Kırsal kesimlerde özellikle malum bölgelerde böyle olayları hasır altı ederler. Ortaya çıkarsa da muhtemelen suçu başkası üstlenir.
sura
çağla tuğaltay cinayeti gibi çok yakın birinin işlediğini düşündüğüm cinayet. kız kur'ân medresesinden sonra amcasına gideceğini söylemiş, amcası bugün gözaltında.. abi ise kurban seçilmek istendi.
tiktok'ta var olan "buse.0427" zaten muammâ..

yahu azizim, gerçekten şu ağır cinayetlerde x başta olmak üzere instagram gibi uygulamaların kapatılması gerektiğini düşünüyorum.. nereye baksak gerçeklik/sahtelik kuşkusu.

en sonunda sosyo-kültürel bir cinayet olduğunu düşünüyorum. gayrısı olsa birbirini çok iyi tanıyan köylü fark ederdi.
2
marla marla
Haber yasağı geldi Olayla ilgili ancak yasaklamak olayın çözümüne katkı sağlamaz. Maalesef olay üzerinden prim yapmak isteyenlere fırsat verilmemeli. Ancak halkımız o bilinç düzeyinde değil. Meseleye Magazin haberi gibi bakılması çok acı.
sura sura
evvelden televizyonlarda sadece trt olurdu.. sabah-akşam yalnız trt izlerdi bir nesil.. aslında hiç güzel bir durum değildi ancak böyle faili meçhul olan meselelerde pek tabii gerekli..

o kadar haklısın ki marla hanım.. gerçekten çok acı.. serbest piyasa ve bencilliğin yasallaştığı bu kapitalizmin bir şeytanlığı bu..
edwird 2
Çapraşık köylü cahilliğinin kurbanı olmuş gibi duran masum çocuk. Maalesef ki köylerde bu tarz şeyler daha yaygındır, çocuğu atarlar dışarı kendisi büyüsün derler. Genelde cinayeti işleyenler de en yakınları çıkar.

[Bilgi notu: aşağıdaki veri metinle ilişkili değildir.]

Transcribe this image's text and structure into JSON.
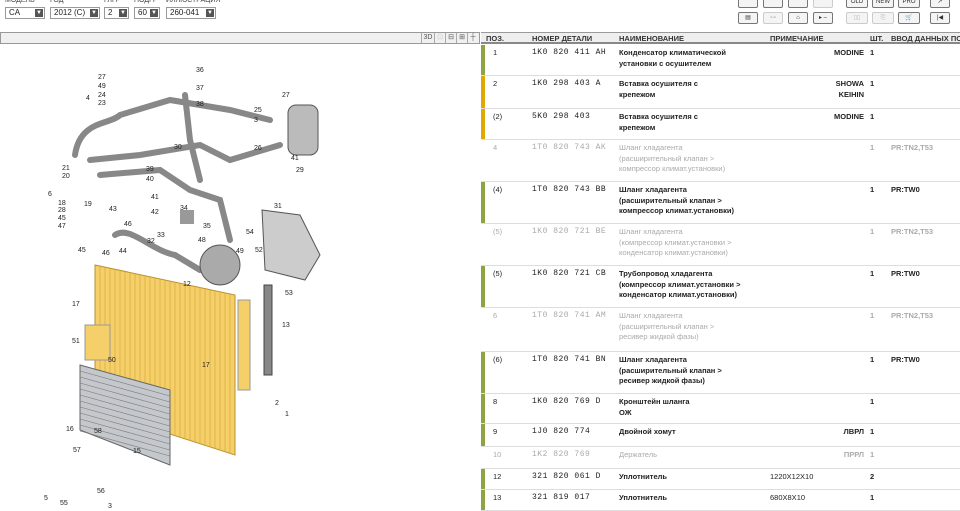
{
  "selectors": [
    {
      "label": "МОДЕЛЬ",
      "value": "CA"
    },
    {
      "label": "ГОД",
      "value": "2012 (C)"
    },
    {
      "label": "ГЛГР",
      "value": "2"
    },
    {
      "label": "ПОДГР",
      "value": "60"
    },
    {
      "label": "ИЛЛЮСТРАЦИЯ",
      "value": "260-041"
    }
  ],
  "toolbar": {
    "old": "OLD",
    "new": "NEW",
    "pro": "PRO"
  },
  "view_buttons": {
    "three_d": "3D"
  },
  "table": {
    "headers": {
      "pos": "ПОЗ.",
      "part": "НОМЕР ДЕТАЛИ",
      "name": "НАИМЕНОВАНИЕ",
      "note": "ПРИМЕЧАНИЕ",
      "qty": "ШТ.",
      "input": "ВВОД ДАННЫХ ПО"
    },
    "rows": [
      {
        "pos": "1",
        "part": "1K0 820 411 AH",
        "name": "Конденсатор климатической\nустановки с осушителем",
        "note": "MODINE",
        "qty": "1",
        "input": "",
        "state": "green"
      },
      {
        "pos": "2",
        "part": "1K0 298 403 A",
        "name": "Вставка осушителя с\nкрепежом",
        "note": "SHOWA\nKEIHIN",
        "qty": "1",
        "input": "",
        "state": "yellow"
      },
      {
        "pos": "(2)",
        "part": "5K0 298 403",
        "name": "Вставка осушителя с\nкрепежом",
        "note": "MODINE",
        "qty": "1",
        "input": "",
        "state": "yellow"
      },
      {
        "pos": "4",
        "part": "1T0 820 743 AK",
        "name": "Шланг хладагента\n(расширительный клапан >\nкомпрессор климат.установки)",
        "note": "",
        "qty": "1",
        "input": "PR:TN2,T53",
        "state": "grey"
      },
      {
        "pos": "(4)",
        "part": "1T0 820 743 BB",
        "name": "Шланг хладагента\n(расширительный клапан >\nкомпрессор климат.установки)",
        "note": "",
        "qty": "1",
        "input": "PR:TW0",
        "state": "green"
      },
      {
        "pos": "(5)",
        "part": "1K0 820 721 BE",
        "name": "Шланг хладагента\n(компрессор климат.установки >\nконденсатор климат.установки)",
        "note": "",
        "qty": "1",
        "input": "PR:TN2,T53",
        "state": "grey"
      },
      {
        "pos": "(5)",
        "part": "1K0 820 721 CB",
        "name": "Трубопровод хладагента\n(компрессор климат.установки >\nконденсатор климат.установки)",
        "note": "",
        "qty": "1",
        "input": "PR:TW0",
        "state": "green"
      },
      {
        "pos": "6",
        "part": "1T0 820 741 AM",
        "name": "Шланг хладагента\n(расширительный клапан >\nресивер жидкой фазы)",
        "note": "",
        "qty": "1",
        "input": "PR:TN2,T53",
        "state": "grey"
      },
      {
        "pos": "(6)",
        "part": "1T0 820 741 BN",
        "name": "Шланг хладагента\n(расширительный клапан >\nресивер жидкой фазы)",
        "note": "",
        "qty": "1",
        "input": "PR:TW0",
        "state": "green"
      },
      {
        "pos": "8",
        "part": "1K0 820 769 D",
        "name": "Кронштейн шланга\nОЖ",
        "note": "",
        "qty": "1",
        "input": "",
        "state": "green"
      },
      {
        "pos": "9",
        "part": "1J0 820 774",
        "name": "Двойной хомут",
        "note": "ЛВРЛ",
        "qty": "1",
        "input": "",
        "state": "green"
      },
      {
        "pos": "10",
        "part": "1K2 820 769",
        "name": "Держатель",
        "note": "ПРРЛ",
        "qty": "1",
        "input": "",
        "state": "grey"
      },
      {
        "pos": "12",
        "part": "321 820 061 D",
        "name": "Уплотнитель",
        "note2": "1220X12X10",
        "note": "",
        "qty": "2",
        "input": "",
        "state": "green"
      },
      {
        "pos": "13",
        "part": "321 819 017",
        "name": "Уплотнитель",
        "note2": "680X8X10",
        "note": "",
        "qty": "1",
        "input": "",
        "state": "green"
      }
    ]
  },
  "colors": {
    "green": "#8ca542",
    "yellow": "#e2a800",
    "condenser": "#f4cf6a"
  },
  "diagram": {
    "callouts": [
      "36",
      "37",
      "38",
      "27",
      "49",
      "24",
      "23",
      "4",
      "25",
      "3",
      "27",
      "26",
      "41",
      "29",
      "30",
      "21",
      "20",
      "39",
      "40",
      "6",
      "18",
      "28",
      "45",
      "47",
      "43",
      "19",
      "41",
      "42",
      "34",
      "31",
      "44",
      "46",
      "33",
      "32",
      "35",
      "48",
      "49",
      "54",
      "52",
      "45",
      "46",
      "53",
      "12",
      "17",
      "13",
      "51",
      "50",
      "17",
      "2",
      "1",
      "16",
      "58",
      "57",
      "56",
      "15",
      "5",
      "55",
      "3"
    ]
  }
}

En acı durumlardan bir diğeri ise suçlular yakalandığında vergilerimizle besleniyor olacak olmasıdır. Devlet bu değildir dostlar. Devlet kötünün kökünü kazır. Ne türk töresinde ne de inancımızda bu tarz sapkın katillerin yaşam hakkı yoktur. İnşallah sapkın katillerini birileri bulup öldürür ve dünya bu tarz pisliklerden arınmış olur. Zira ben bu tarz vahşi insanların 5 yıl hapis yatıp salınmasını istemiyorum.
6
mischief mischief
Çözüm ölene kadar çalışma kampında veya madenlerde çalıştırmak.
edwird 2 edwird 2
Öyle bir gelenek yok bizde. O batılılara yaraşır maalesef. Öldürüp atacaksın temiz.
mischief mischief
Öbür tarafa inanmadığım için söylediğim yol bana göre tek çözüm, idam kolay kurtuluş
edwird 2 edwird 2
Duruma göre yakılabilirler de. Yakılmak çok acı verir insana. Belki bu hoşuna gider. :d
mischief mischief
Bu idamdan daha mantıklı çözüm
mischief mischief
Ya da mancınıkla havaya fırlatma
kulakarkasi
ülke gündemi bok çukuruna döndü. artarak devam etmesi kuvvetle muhtemel pislikler,saçmalıklar içinde boğulacağız belli ki.ama el kadar narin melek gibi, dünyaları verseler kıyılamayacak güzelliklere kıyacak kadar vicdan yoksunluğu nasıl barınabilir bir bedende. aklım ermiyor. tüm bunların son bulmasının bi çaresi olmalı. ateş düştüğü yeri de yakmasın artık. ömrümüzden alınsın,diğer narin meleklerin ömrüne verilsin..
sura
bu ülkede özgecan'ın katilini cezaevinde silahla öldürdüler..
amcasını yaşatmazlar..
abiyi de köpeğe işkence etmekten içeri almaları lazım..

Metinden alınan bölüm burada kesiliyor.